President Cyril Ramaphosa says the publication of the Just Transition Framework will enable South Africa to “proceed apace with harnessing the benefits” of the Just Energy Transition Partnership concluded with the US, the UK, Germany, France and the European Union in late 2021.
The partnership includes an offer of $8.5-billion in concessional climate finance to accelerate South Africa’s transition from coal to renewables and support workers and communities currently reliant on the coal value chain.
Work is currently under way to finalise a Just Energy Transition Partnership Investment Plan, a first draft of which is expected this month, with the final plan anticipated ahead of the COP27 climate talks in Egypt in November.
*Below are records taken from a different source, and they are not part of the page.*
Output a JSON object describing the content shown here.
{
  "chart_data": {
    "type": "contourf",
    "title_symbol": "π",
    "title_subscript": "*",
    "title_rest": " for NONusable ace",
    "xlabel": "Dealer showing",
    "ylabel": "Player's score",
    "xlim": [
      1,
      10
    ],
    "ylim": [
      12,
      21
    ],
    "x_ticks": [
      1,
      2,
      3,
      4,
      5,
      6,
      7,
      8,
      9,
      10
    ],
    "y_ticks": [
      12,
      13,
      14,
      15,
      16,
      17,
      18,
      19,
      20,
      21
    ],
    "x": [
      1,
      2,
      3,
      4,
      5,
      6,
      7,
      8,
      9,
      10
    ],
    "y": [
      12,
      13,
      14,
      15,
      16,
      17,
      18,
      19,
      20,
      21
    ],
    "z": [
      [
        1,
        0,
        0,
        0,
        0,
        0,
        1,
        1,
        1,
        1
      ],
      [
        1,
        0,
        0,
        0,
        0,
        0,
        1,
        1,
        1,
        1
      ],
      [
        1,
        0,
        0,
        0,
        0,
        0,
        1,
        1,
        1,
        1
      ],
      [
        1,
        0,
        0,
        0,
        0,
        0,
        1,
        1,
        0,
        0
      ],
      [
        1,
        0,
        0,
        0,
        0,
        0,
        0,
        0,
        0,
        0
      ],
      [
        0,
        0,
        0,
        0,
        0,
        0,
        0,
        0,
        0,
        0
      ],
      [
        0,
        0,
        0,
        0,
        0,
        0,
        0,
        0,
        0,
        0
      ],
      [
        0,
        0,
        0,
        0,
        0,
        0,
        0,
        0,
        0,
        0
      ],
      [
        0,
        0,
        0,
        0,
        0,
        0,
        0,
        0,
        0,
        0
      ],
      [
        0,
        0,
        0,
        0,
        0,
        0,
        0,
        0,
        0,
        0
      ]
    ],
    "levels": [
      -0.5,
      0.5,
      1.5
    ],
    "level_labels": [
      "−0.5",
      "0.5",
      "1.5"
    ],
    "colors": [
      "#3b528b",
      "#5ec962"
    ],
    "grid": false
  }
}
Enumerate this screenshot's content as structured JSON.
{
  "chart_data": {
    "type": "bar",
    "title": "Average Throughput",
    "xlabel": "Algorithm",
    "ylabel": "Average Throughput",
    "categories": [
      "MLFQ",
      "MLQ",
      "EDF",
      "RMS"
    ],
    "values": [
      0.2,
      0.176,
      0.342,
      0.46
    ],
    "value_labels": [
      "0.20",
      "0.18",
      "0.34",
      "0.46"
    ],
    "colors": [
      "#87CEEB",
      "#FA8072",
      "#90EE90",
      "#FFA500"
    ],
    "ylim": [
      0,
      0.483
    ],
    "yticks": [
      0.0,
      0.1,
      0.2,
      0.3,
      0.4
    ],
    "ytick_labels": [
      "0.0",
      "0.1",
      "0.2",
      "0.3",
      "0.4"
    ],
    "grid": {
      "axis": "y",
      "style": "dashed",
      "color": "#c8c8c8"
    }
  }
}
Speaking at the acceptance of the framework, which has been published by the Presidential Climate Commission (PCC), which Ramaphosa chairs, the President said the document should serve as a call to action to embrace the opportunities presented by a low-carbon, inclusive, climate-resilient economy and society.
“Among the most important recommendations is that government should ensure that the Just Transition must find expression in various plans such as the Medium-Term Strategic Framework, Annual Performance Plans as well as in the budget processes of every department.
“It sets out the skills development, economic diversification, social support, governance and finance mechanisms required to make a low-carbon economy a reality.
“It advocates for a massive expansion of renewable energy, battery storage, new energy vehicles, green minerals and the hydrogen economy.
“It calls for the creation of long-term decent work that mitigates losses from the decline in fossil-fuel usage.
“Green, as the common expression goes, is the new gold,” the President said.
The framework was adopted unanimously by the PCC on May 27, following months of research and intense consultations with various social partners and communities across the country.
It sets out the policy measures and undertakings by different social partners to minimise the social and economic impacts of the climate transition, and to improve the livelihoods of those most vulnerable to climate change.
“Addressing climate change requires significant and unprecedented transformations across all sectors of the economy, with opportunities and challenges,” PCC deputy chairperson Valli Moosa said.
“Workers, communities, and poor people, whose lives and livelihoods are tied to high-emitting industries, may be particularly affected.
“It is for that reason that the PCC developed the recommendations for the just transition in a manner that supports and empowers impacted groups,” Moosa added.
The framework outlines a set of recommendations that are aimed at bringing coherence to just transition planning in the country, with a shared vision for the just transition.
It includes principles to guide the transition, and policies and governance arrangements needed for implementation.
Describing the framework as a product of true social compacting, Ramaphosa said it underscored the reality that combating climate change was not only an environmental imperative, but an economic one as well.
“It lays out the pathway towards a sustainable, cleaner and more inclusive economy that we envisage for our country.”
He added that the consensus achieved around its production meant that South Africa could advance the transition “in sync” with all stakeholders.
“This is especially insofar as it impacts sectors such as mining, automotive, tourism and agriculture,” Ramaphosa said.
The transition also had implications for education and skills development, with one of the immediate implications being the need for re-skilling and upskilling the workforce.
“The challenge we face is to overhaul the education system from basic education level, so that learners are thoroughly prepared for green jobs as part of the new economy.
“Also important is the need to provide comprehensive social security safety for displaced workers and communities.”